The one million dollar minimum at UBC applies to the total receivables purchased in a sourcing engagement. Not per deal. The aggregate tranche.
It is not about feeling exclusive. It is a filter. And the filter is the entire point.
What the Floor Filters For
Above one million dollars per engagement, the buyer base changes. You are not dealing with an individual putting twenty-five thousand into a single deal and asking twelve questions about it. You are dealing with family offices, funds, corporate buyers, and sophisticated commercial buyers who already know how commercial receivables work and what their own rules are.
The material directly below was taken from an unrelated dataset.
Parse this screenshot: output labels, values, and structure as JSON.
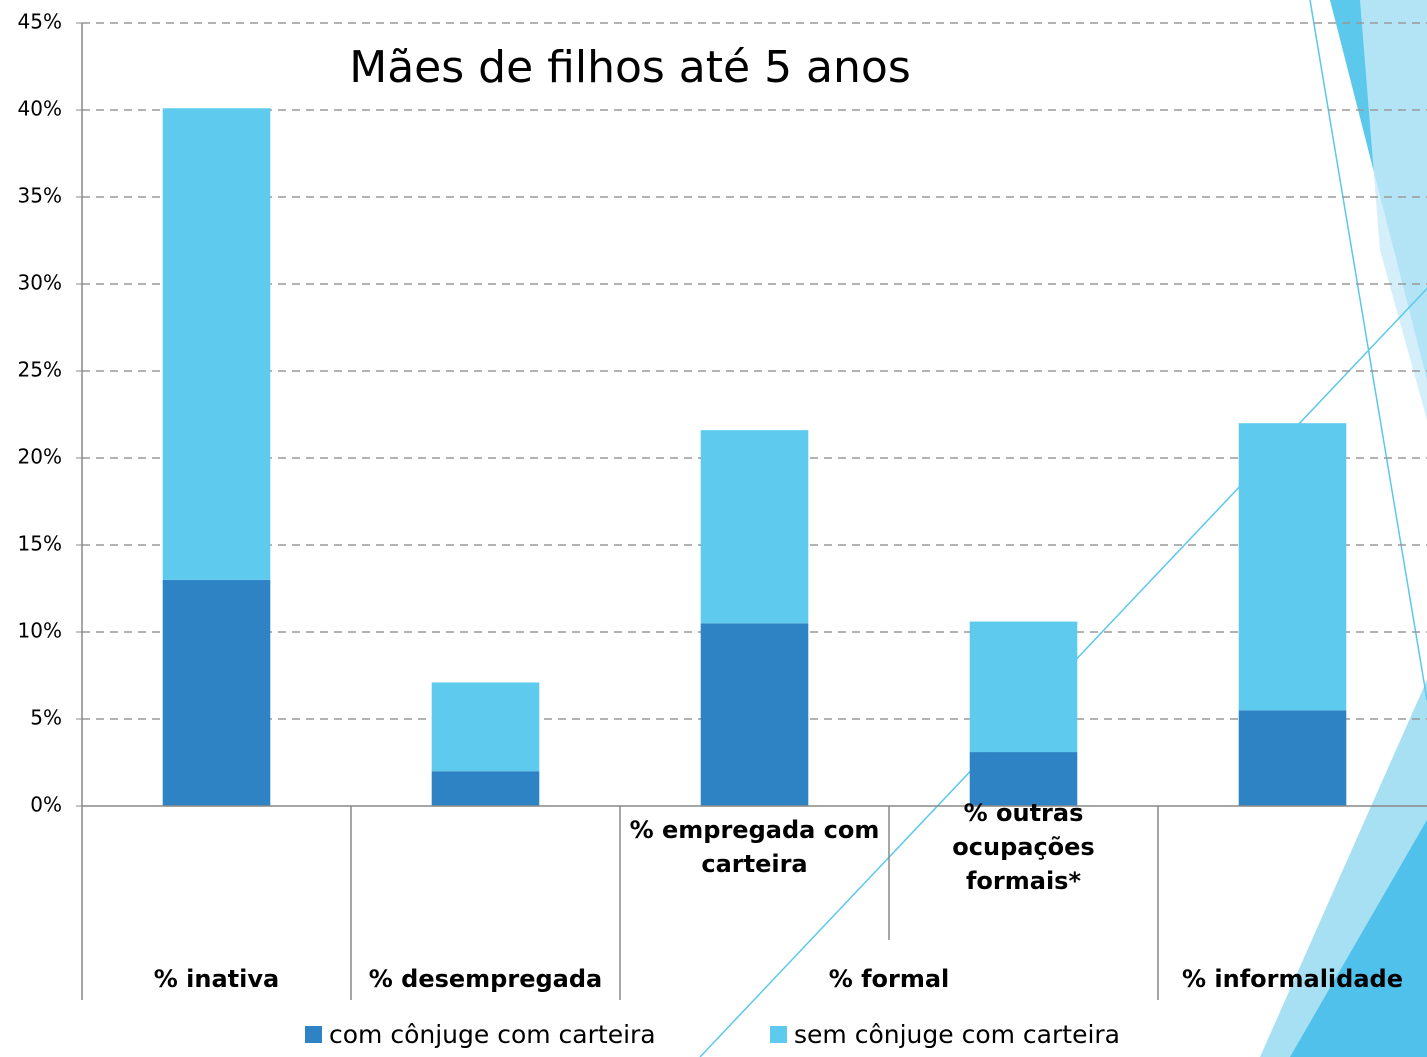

That changes every part of the engagement.
Counsel on the Other Side
Institutional buyers have lawyers. Paperwork moves faster because there is someone on the other side of the table who knows what they are looking at. Transfer documents get reviewed and signed without a week of back and forth explaining basics. Clean transactions close clean.
This is the piece that protects the service model. Institutional buyers make their own acquisition decisions. They do not ask UBC whether a deal is a good idea. They have their own underwriting, their own analysts, their own view of the asset. UBC's job is to find receivables that match what the buyer asked for and coordinate the paperwork. Not to opine.
That separation is what keeps UBC on the service side of the line. The moment a buyer starts asking for recommendations, the role shifts. The floor makes that shift unlikely because institutional buyers do not operate that way.
Why a Lower Floor Would Break the Model
If the minimum dropped to one hundred thousand, or fifty thousand, or ten thousand, the buyer base would change. The questions would change. The hand-holding would creep in. And UBC would no longer be a technical service provider. It would be something else that requires different registrations, different disclosures, and a different business.
The floor is not there to feel exclusive. It is there because the structure only works above it.
The Service Model Above the Floor
UBC operates as a technical sourcing provider. Flat fees. No profit share. No back-end. No management fees. Buyers acquire receivables directly in their own name and make every decision independently.
That is the whole model. And a one million dollar aggregate tranche is what makes it possible.